Thirdly, aiming at the problem that the existing simultaneous detection and segmentation methods are difficult to satisfy the real-time requirement with high accuracy, an improved simultaneous detection and segmentation network BlitzNet is proposed. The channel-based attention mechanism is added to the original BlitzNet network to adjust the channel weight of each output feature map in the trunk network, and the feature maps with multiple scales in the encoder are merged into the segmentation branch. Moreover, the weights of loss functions corresponding to boundary box classification, bounding box regression and image segmentation are optimized by self-learning of multi-task loss weightings in the training process. Also, the image segmentation loss function based on background suppression is designed to solve the problem of unbalanced ratio between background pixels and object pixels. Furthermore, inspired by the inpainting work of image in the field of computer vision, the image inpainting is introduced into the grasping task to solve the problem where the target object is severely occluded in the detection process. A recognition method of occluded target object based on image inpainting and recognition network IRNet is proposed. IRNet consists of a three-stage inpainting network with a coarse, an intermediate and a reﬁnement inpainting stages as well as an inpainting-based recognition network. It takes the output of the intermediate stage as the inpainting result, which provides more detailed texture with better anti-disturbance ability to the surrounding region, and the TOP3 recognition results are outputted. This method improves the accuracy of detection and segmentation with real-time performance, and provides a solution to the occlusion problem of the target object in the process of grasping, which is verified by the experiments on the dataset and actual scenes.
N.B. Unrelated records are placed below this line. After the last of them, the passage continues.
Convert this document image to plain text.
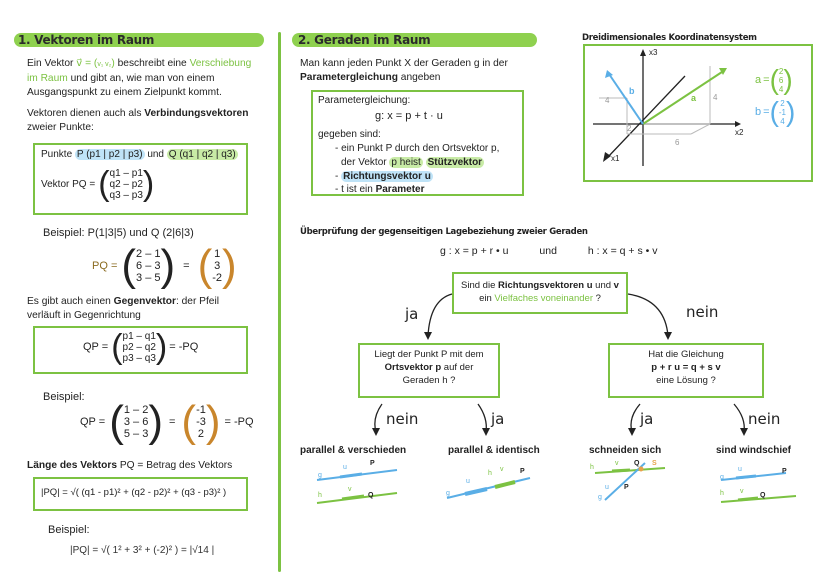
1. Vektoren im Raum
Ein Vektor v⃗ = (v₁ v₂) beschreibt eine Verschiebung
im Raum und gibt an, wie man von einem
Ausgangspunkt zu einem Zielpunkt kommt.
Vektoren dienen auch als Verbindungsvektoren
zweier Punkte:
Punkte P (p1 | p2 | p3) und Q (q1 | q2 | q3)
Vektor PQ = ( q1 – p1
q2 – p2
q3 – p3 )
Beispiel: P(1|3|5) und Q (2|6|3)
PQ = ( 2 – 1
6 – 3
3 – 5 ) = ( 1
3
-2 )
Es gibt auch einen Gegenvektor: der Pfeil
verläuft in Gegenrichtung
QP = ( p1 – q1
p2 – q2
p3 – q3 ) = -PQ
Beispiel:
QP = ( 1 – 2
3 – 6
5 – 3 ) = ( -1
-3
2 ) = -PQ
Länge des Vektors PQ = Betrag des Vektors
|PQ| = √( (q1 - p1)² + (q2 - p2)² + (q3 - p3)² )
Beispiel:
|PQ| = √( 1² + 3² + (-2)² ) = |√14 |
2. Geraden im Raum
Man kann jeden Punkt X der Geraden g in der
Parametergleichung angeben
Parametergleichung:
g: x = p + t · u
gegeben sind:
- ein Punkt P durch den Ortsvektor p,
der Vektor p heist Stützvektor
- Richtungsvektor u
- t ist ein Parameter
Dreidimensionales Koordinatensystem
x3
x2
x1
a
b
4	4
2
6
a = ( 2
6
4 )
b = ( 2
-1
4 )
Überprüfung der gegenseitigen Lagebeziehung zweier Geraden
g : x = p + r • u	und	h : x = q + s • v
Sind die Richtungsvektoren u und v
ein Vielfaches voneinander ?
ja	nein
Liegt der Punkt P mit dem
Ortsvektor p auf der
Geraden h ?
Hat die Gleichung
p + r u = q + s v
eine Lösung ?
nein	ja	ja	nein
parallel & verschieden	parallel & identisch	schneiden sich	sind windschief
P
Q
g
h
u
v
P
g
h
u
v
Q
P
S
h
g
v
u
P
Q
g
h
u
v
Fourthly, a pixel-level two-stream grasping convolutional neural network TsGNet is designed to determine the best grasp of the target object, where the depth map and grayscale map corresponding to the target object are regarded as the network input. The encoder of TsGNet adopts the depthwise separable convolution and its decoder uses the global deconvolution module GDN, which improves the accuracy of grasp detection with fewer network parameters and fast processing speed. On this basis, combined with the intrinsic and extrinsic matrixes of the camera, the best grasp outputted by TsGNet is converted to the desired pose of the manipulator, which is used to drive the manipulator to execute the grasping operation. The proposed method improves the accuracy of the grasp detection with a small amount of network parameters and faster speed, and the effectiveness is verified through the experiments on the Cornell grasping dataset and actual scenes.
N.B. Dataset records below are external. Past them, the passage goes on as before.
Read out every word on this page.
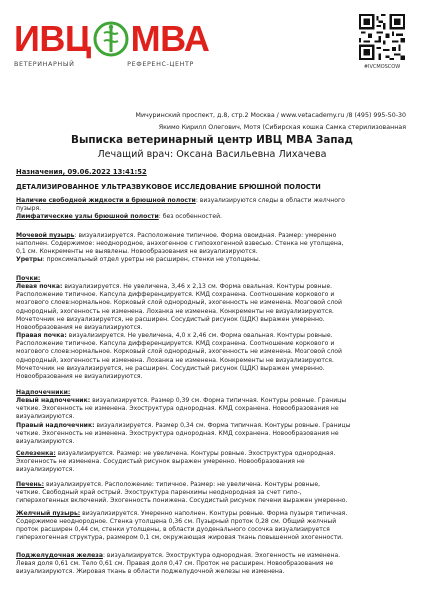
ИВЦ МВА
ВЕТЕРИНАРНЫЙ	РЕФЕРЕНС-ЦЕНТР	#IVCMOSCOW
Мичуринский проспект, д.8, стр.2 Москва / www.vetacademy.ru /8 (495) 995-50-30
Якимо Кирилл Олегович, Мотя (Сибирская кошка Самка стерилизованная
Выписка ветеринарный центр ИВЦ МВА Запад
Лечащий врач: Оксана Васильевна Лихачева
Назначения, 09.06.2022 13:41:52
ДЕТАЛИЗИРОВАННОЕ УЛЬТРАЗВУКОВОЕ ИССЛЕДОВАНИЕ БРЮШНОЙ ПОЛОСТИ
Наличие свободной жидкости в брюшной полости: визуализируются следы в области желчного
пузыря.
Лимфатические узлы брюшной полости: без особенностей.
Мочевой пузырь: визуализируется. Расположение типичное. Форма овоидная. Размер: умеренно
наполнен. Содержимое: неоднородное, анэхогенное с гипоэхогенной взвесью. Стенка не утолщена,
0,1 см. Конкременты не выявлены. Новообразования не визуализируются.
Уретры: проксимальный отдел уретры не расширен, стенки не утолщены.
Почки:
Левая почка: визуализируется. Не увеличена, 3,46 х 2,13 см. Форма овальная. Контуры ровные.
Расположение типичное. Капсула дифференцируется. КМД сохранена. Соотношение коркового и
мозгового слоев:нормальное. Корковый слой однородный, эхогенность не изменена. Мозговой слой
однородный, эхогенность не изменена. Лоханка не изменена. Конкременты не визуализируются.
Мочеточник не визуализируется, не расширен. Сосудистый рисунок (ЦДК) выражен умеренно.
Новообразования не визуализируются.
Правая почка: визуализируется. Не увеличена, 4,0 х 2,46 см. Форма овальная. Контуры ровные.
Расположение типичное. Капсула дифференцируется. КМД сохранена. Соотношение коркового и
мозгового слоев:нормальное. Корковый слой однородный, эхогенность не изменена. Мозговой слой
однородный, эхогенность не изменена. Лоханка не изменена. Конкременты не визуализируются.
Мочеточник не визуализируется, не расширен. Сосудистый рисунок (ЦДК) выражен умеренно.
Новообразования не визуализируются.
Надпочечники:
Левый надпочечник: визуализируется. Размер 0,39 см. Форма типичная. Контуры ровные. Границы
четкие. Эхогенность не изменена. Эхоструктура однородная. КМД сохранена. Новообразования не
визуализируются.
Правый надпочечник: визуализируется. Размер 0,34 см. Форма типичная. Контуры ровные. Границы
четкие. Эхогенность не изменена. Эхоструктура однородная. КМД сохранена. Новообразования не
визуализируются.
Селезенка: визуализируется. Размер: не увеличена. Контуры ровные. Эхоструктура однородная.
Эхогенность не изменена. Сосудистый рисунок выражен умеренно. Новообразования не
визуализируются.
Печень: визуализируется. Расположение: типичное. Размер: не увеличена. Контуры ровные,
четкие. Свободный край острый. Эхоструктура паренхимы неоднородная за счет гипо-,
гиперэхогенных включений. Эхогенность понижена. Сосудистый рисунок печени выражен умеренно.
Желчный пузырь: визуализируется. Умеренно наполнен. Контуры ровные. Форма пузыря типичная.
Содержимое неоднородное. Стенка утолщена 0,36 см. Пузырный проток 0,28 см. Общий желчный
проток расширен 0,44 см, стенки утолщены, в области дуоденального сосочка визуализируется
гиперэхогенная структура, размером 0,1 см, окружающая жировая ткань повышенной эхогенности.
Поджелудочная железа: визуализируется. Эхоструктура однородная. Эхогенность не изменена.
Левая доля 0,61 см. Тело 0,61 см. Правая доля 0,47 см. Проток не расширен. Новообразования не
визуализируются. Жировая ткань в области поджелудочной железы не изменена.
Fifthly, the navigation and grasp software architecture of service robots is designed, which includes the situational awareness layer, navigation planning layer, target detection layer, grasp detection layer and grasp control layer. Under the ROS framework, the above-mentioned navigation, target detection and grasp detection methods are integrated, and the effectiveness is verified by the navigation grasping experiments in the official environment.
Finally, the conclusions are given and future work is addressed.